= Michael Homan =

American professor of theology (1966–2022)

Michael Mathias Homan (January 26, 1966 - September 17, 2022) was a Professor of Theology and Department Head at Xavier University of Louisiana in New Orleans. He attended the University of Nebraska Omaha (BA in History, Religion, Psychology, 1993), and the University of California San Diego (MA in History, 1997; PhD in History, 2000) where he majored in Hebrew Bible and minored in Near Eastern Archaeology and Ancient Near Eastern History and Religion. Homan taught courses in Hebrew Bible, Hebrew language, ancient Near Eastern religion, and a course about the cemeteries of New Orleans.

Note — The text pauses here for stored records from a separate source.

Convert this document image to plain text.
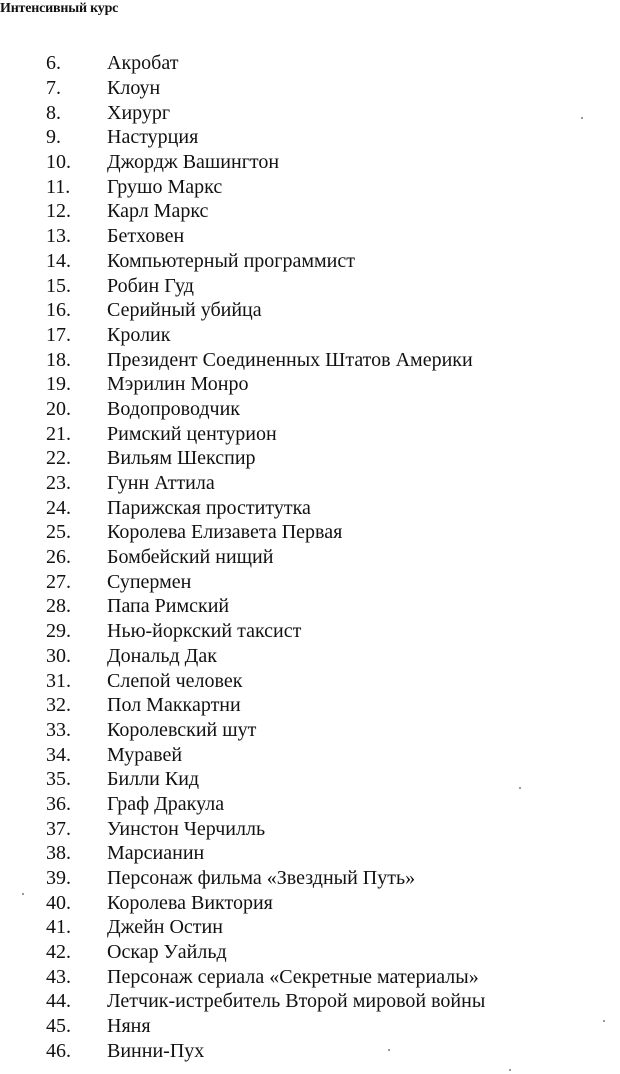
Интенсивный курс
6.	Акробат
7.	Клоун
8.	Хирург
9.	Настурция
10.	Джордж Вашингтон
11.	Грушо Маркс
12.	Карл Маркс
13.	Бетховен
14.	Компьютерный программист
15.	Робин Гуд
16.	Серийный убийца
17.	Кролик
18.	Президент Соединенных Штатов Америки
19.	Мэрилин Монро
20.	Водопроводчик
21.	Римский центурион
22.	Вильям Шекспир
23.	Гунн Аттила
24.	Парижская проститутка
25.	Королева Елизавета Первая
26.	Бомбейский нищий
27.	Супермен
28.	Папа Римский
29.	Нью-йоркский таксист
30.	Дональд Дак
31.	Слепой человек
32.	Пол Маккартни
33.	Королевский шут
34.	Муравей
35.	Билли Кид
36.	Граф Дракула
37.	Уинстон Черчилль
38.	Марсианин
39.	Персонаж фильма «Звездный Путь»
40.	Королева Виктория
41.	Джейн Остин
42.	Оскар Уайльд
43.	Персонаж сериала «Секретные материалы»
44.	Летчик-истребитель Второй мировой войны
45.	Няня
46.	Винни-Пух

Homan received numerous academic awards and honors. He was a 2015-2016 Fulbright Scholar who did research at the Cyprus American Archaeology Research Institute (CAARI). He received the 2006 Distinguished Alumnus Award from the University of Nebraska Omaha, and he is featured in UNO Magazine as number 18 of interesting graduates. He received fellowships to conduct research at the Albright Institute of Archaeological Research (1999, 2000, 2001) and the American Center of Oriental Research (2000). He was elected a member of the Catholic Biblical Association of America (2002), was granted the Member Service Award from the American Schools of Oriental Research (2010), and received the Junior Scholar Award from the Southwest Commission on Religious Studies (2010-2011). Homan’s book To Your Tents, O Israel! The Terminology, Function, Form, and Symbolism of Tents in the Hebrew Bible and the Ancient Near East received the 2003 Frank Moore Cross Publications Award from the American Schools of Oriental Research for the author of the most substantial volume related to ancient Near Eastern and eastern Mediterranean epigraphy, text and/or tradition.

== Writings ==
In addition to numerous articles, he is the author of several books:

- To Your Tents, O Israel! The Terminology, Function, Form, and Symbolism of Tents in the Hebrew Bible and the Ancient Near East. Culture and History of the Ancient Near East, 12 ( Brill Academic, 2002). ISBN 978-9004126060
- He is the co-author of The Bible for Dummies (Wiley, 2002). ISBN 978-1119293507. Tamra studies this book on The Real Housewives of Orange County.
- He is the co-author of The Nine Commandments (Doubleday, 2000). ISBN 978-0385499866. This book was cited in Petitioner’s Brief of Van Orden v. Perry in the U.S. Supreme Court to state that “differing religions have varying versions of the Ten Commandments and the choice of a version prefers some religions over others.”
- He is the co-author of BibleDudes.com. This was featured in The Chronicle of Higher Education.
- Grendel Gander The Sinister Goose: The Fowl Fable of a Low-Down Stinking Bird. Illustrations by Peat Duggins (WriteLife, 2012). ISBN 978-1608080496

==Near Eastern archaeology==
Dr. Homan served as an Area Supervisor on numerous archaeological excavations in Jordan and Israel, including the Marj Rabba Project (2013; Chalcolithic site of Marj Rabba/Har ha-Sha'avi, Lower Galilee near Sakhnin), Barqa Landscape Survey (2009-2010; Faynan District in South-West Jordan), Tel Zeitah Excavations (2004, 2005, 2007), Jabal Hamrat Fidan Research Project (1997, 1999, 2000; South-West Jordan, near Wadi Faynan), and Nahal Tillah (1996; northern Negev). He served as Vice President of Program for the American Schools of Oriental Research (2007-2010), and the President of the Southwest Region of the American Schools of Oriental Research (2011-2012).

== Musical career ==
Homan played bass guitar in the seminal Omaha punk band No Heroes. He then joined Apathy, playing bass on the album Out the Window on Fat Bat Records (1988). Homan later played guitar and sang in the New Orleans band Half Pagan, co-founded with Bart Everson in 2018. Their debut album Lamentations (2018) received positive reviews.

==Movies==
Homan has written, directed, and produced several movies, including:

- Kalypso's New Orleans (2006; here on Youtube).
- Geauxjira (2010; here on Youtube). The film was featured in Big Easy Magazine.
- The Theologians (2012; here on Youtube).

== Personal life ==
Michael Homan married Therese M. Fitzpatrick in 1991. They have two children, Kalypso Cecilia Homan (born July 19, 1995) and Gilgamesh Atticus Alexander Homan (November 21, 2000 – September 17, 2019). Gilgamesh died in a skateboard accident in 2019.

Michael Homan died of organ failure, three years to the day after his son's death.